David Anthony Styblo - Equity Analyst
Okay. And then the second one would just be on transaction with Aon. What gets you guys comfortable with potential overlap risk on the reinsurance book? How do you guys characterize that market and to the extent that you would be concerned about divestitures?
John J. Haley - CEO & Executive Director
So look, we've had some extraordinarily good advice on the antitrust from some of the leading law firms in the world. And we feel pretty good about our ability to bring the 2 firms together.

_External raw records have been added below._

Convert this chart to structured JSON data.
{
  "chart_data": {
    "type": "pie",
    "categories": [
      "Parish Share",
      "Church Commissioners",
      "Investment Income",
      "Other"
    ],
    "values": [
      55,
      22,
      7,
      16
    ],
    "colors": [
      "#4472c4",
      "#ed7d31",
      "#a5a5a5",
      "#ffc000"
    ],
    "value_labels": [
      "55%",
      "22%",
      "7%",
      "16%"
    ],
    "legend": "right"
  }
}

David Anthony Styblo - Equity Analyst
Okay. And then lastly, just on TRANZACT -- I appreciate the year-over-year growth color there. I am just wondering about the impact of corona there. What -- how is your ability then to transition all those folks to work from home and not miss out on potential call volume? And then also on the demand side, as seniors are deciding not to shop as much given some of the comments that we've heard out of Humana about a slowing sales cycle, curious what you guys are seeing from those trends as of going into April. I know March was obviously strong year-over-year. But is the slowdown perhaps in some senior buying manifesting down in TRANZACT right now?
John J. Haley - CEO & Executive Director
So Mike, do you want to take that?
Michael J. Burwell - CFO
Yes. If I could, John. I mean -- so Dave, thanks again for the question. I think Gene and his management team in BDA have done an outstanding job of reacting to the changes that have been happening from COVID-19 and being able to work remotely. In John's prepared remarks, he talked about 90%, 95% of our people, our colleagues, are working from home, and that includes TRANZACT. So much so that it's really between Gene and his leadership team, and even specifically drilling again into TRANZACT, have done a really good job of migrating the business to be able to run virtually. And it's truly impressive, frankly, how well they've been focused on serving clients and their ability to do it and such comes back to some of the things John said is we're really asking ourselves, what should be the ongoing business model going forward based on the work that they've done.
So I think kudos to our team and the agility of the management team, we feel good about how well they've reacted to it. And just -- we feel very good about what that means, and we're very blessed and lucky to have that team in the way that they've responded.
John J. Haley - CEO & Executive Director
And I guess the other thing I'd add is that we have not seen a decline in senior buying as a result of this. I think there's some impact that make some seniors a little less reluctant to buy. But on the other hand, we see more people at home with time to look at these opportunities also. So we don't foresee that as being a major issue. As I said, we expect BDA to be strong throughout the remainder of the year.
Operator
This concludes today's question-and-answer session. I would now like to turn the call back to John Haley for closing remarks.
John J. Haley - CEO & Executive Director
So thanks very much, everyone, for joining us on the call today. Again, as I said at the beginning, I hope you and your families all stay safe, and we look forward to updating you with our second quarter results. So long.
Operator
Ladies and gentlemen, this concludes today's conference call. Thank you for participating. You may now disconnect.